I learned Latex for my master thesis. Never used it again afterwards, except for my resumé.
Had to write a paper in college with 100 citations.
We used zotero for citation management, and it would dump a bibtex file on demand.
The paper was written in markdown, stored in git, and rendered through pandoc. We would cite a paper with parentheses and something resembling an id, like (lewis).
We gave pandoc a “citation style definition”, and it took care of everything. Every citation was perfectly formatted. The bibliography was perfectly formatted. Inline references were perfect. Numbering was perfect. All the metadata was ripped from pdfs automatically. It was downright magical.
yep, markdown is a great alternative to LaTeX if you don’t need fancy layouts or anything special
Markdown + pandoc means it goes through an intermediary latex template on the way to pdf land - which means your markdown can be a bastardized mix of markdown, html, latex commands, and sometimes more ;)

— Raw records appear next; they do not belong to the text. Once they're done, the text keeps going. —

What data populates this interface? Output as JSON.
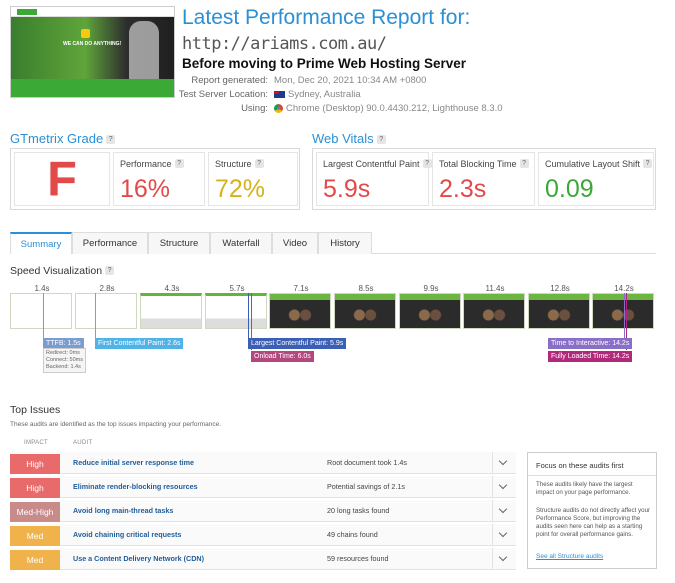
{
  "header": {
    "title": "Latest Performance Report for:",
    "url": "http://ariams.com.au/",
    "subtitle": "Before moving to Prime Web Hosting Server",
    "thumbnail_text": "WE CAN DO ANYTHING!",
    "meta": {
      "report_generated_label": "Report generated:",
      "report_generated_value": "Mon, Dec 20, 2021 10:34 AM +0800",
      "location_label": "Test Server Location:",
      "location_value": "Sydney, Australia",
      "using_label": "Using:",
      "using_value": "Chrome (Desktop) 90.0.4430.212, Lighthouse 8.3.0"
    }
  },
  "grade": {
    "title": "GTmetrix Grade",
    "help": "?",
    "letter": "F",
    "performance_label": "Performance",
    "performance_value": "16%",
    "structure_label": "Structure",
    "structure_value": "72%",
    "colors": {
      "letter": "#e24a4a",
      "performance": "#e24a4a",
      "structure": "#d4b21a"
    }
  },
  "vitals": {
    "title": "Web Vitals",
    "help": "?",
    "lcp_label": "Largest Contentful Paint",
    "lcp_value": "5.9s",
    "tbt_label": "Total Blocking Time",
    "tbt_value": "2.3s",
    "cls_label": "Cumulative Layout Shift",
    "cls_value": "0.09",
    "colors": {
      "lcp": "#e24a4a",
      "tbt": "#e24a4a",
      "cls": "#3aa935"
    }
  },
  "tabs": [
    "Summary",
    "Performance",
    "Structure",
    "Waterfall",
    "Video",
    "History"
  ],
  "speed": {
    "title": "Speed Visualization",
    "help": "?",
    "ticks": [
      "1.4s",
      "2.8s",
      "4.3s",
      "5.7s",
      "7.1s",
      "8.5s",
      "9.9s",
      "11.4s",
      "12.8s",
      "14.2s"
    ],
    "markers": {
      "ttfb": "TTFB: 1.5s",
      "ttfb_redirect": "Redirect: 0ms",
      "ttfb_connect": "Connect: 50ms",
      "ttfb_backend": "Backend: 1.4s",
      "fcp": "First Contentful Paint: 2.6s",
      "lcp": "Largest Contentful Paint: 5.9s",
      "onload": "Onload Time: 6.0s",
      "tti": "Time to Interactive: 14.2s",
      "fully": "Fully Loaded Time: 14.2s"
    },
    "colors": {
      "ttfb": "#7a9ccf",
      "fcp": "#4fb3e8",
      "lcp": "#3b5fb6",
      "onload": "#b4487e",
      "tti": "#8a6fc9",
      "fully": "#b1297a"
    }
  },
  "issues": {
    "title": "Top Issues",
    "description": "These audits are identified as the top issues impacting your performance.",
    "col_impact": "IMPACT",
    "col_audit": "AUDIT",
    "rows": [
      {
        "impact": "High",
        "audit": "Reduce initial server response time",
        "result": "Root document took 1.4s",
        "color": "#e96a6a"
      },
      {
        "impact": "High",
        "audit": "Eliminate render-blocking resources",
        "result": "Potential savings of 2.1s",
        "color": "#e96a6a"
      },
      {
        "impact": "Med-High",
        "audit": "Avoid long main-thread tasks",
        "result": "20 long tasks found",
        "color": "#c98a8a"
      },
      {
        "impact": "Med",
        "audit": "Avoid chaining critical requests",
        "result": "49 chains found",
        "color": "#f0b24a"
      },
      {
        "impact": "Med",
        "audit": "Use a Content Delivery Network (CDN)",
        "result": "59 resources found",
        "color": "#f0b24a"
      }
    ]
  },
  "focus": {
    "title": "Focus on these audits first",
    "p1": "These audits likely have the largest impact on your page performance.",
    "p2": "Structure audits do not directly affect your Performance Score, but improving the audits seen here can help as a starting point for overall performance gains.",
    "link": "See all Structure audits"
  }
}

This is what I (a non coder who only knows git “download the Yuzu repo before they nuke it” and git “give me all the updates”) want to do when I get to write a paper. How much git did you have to learn to do this?
This is just basic make changes to file, git add and commit workflow. Other features of git like branching can be leveraged for greater control but are optional. What makes it magical is 3 seperate systems working together with such symphony namely git, Zotero and pandoc. Zotero is citation manager that you can use store scientific articles, papers, thesis etc. and it can produce a bibliography file and pandoc can reference those along with the citations in the make file to create a clean typesetted Word or LaTeX pdf with precise numbering, table of contents, citations and bibliography with correct format without you needing to edit anything.
Exactly my workflow, but I used R Markdown!
I absolutely love R markdown! Being able to iterate on your analysis and report at the same time is fantastic
I recently read a tutorial titled: “how to annoy your collaborators: a git CI pipeline for LaTeX” ;)
git checkout -b final_version_revised2_REALLYFINALTHISTIME git commit -am “holy fuck I hope this really is the last edit” git push
deleted by creator
Fourth panel from Mark Pilgrim:
- Writing a programming book that typesets your sample code into the book and also runs it to update the sample output shown in the book.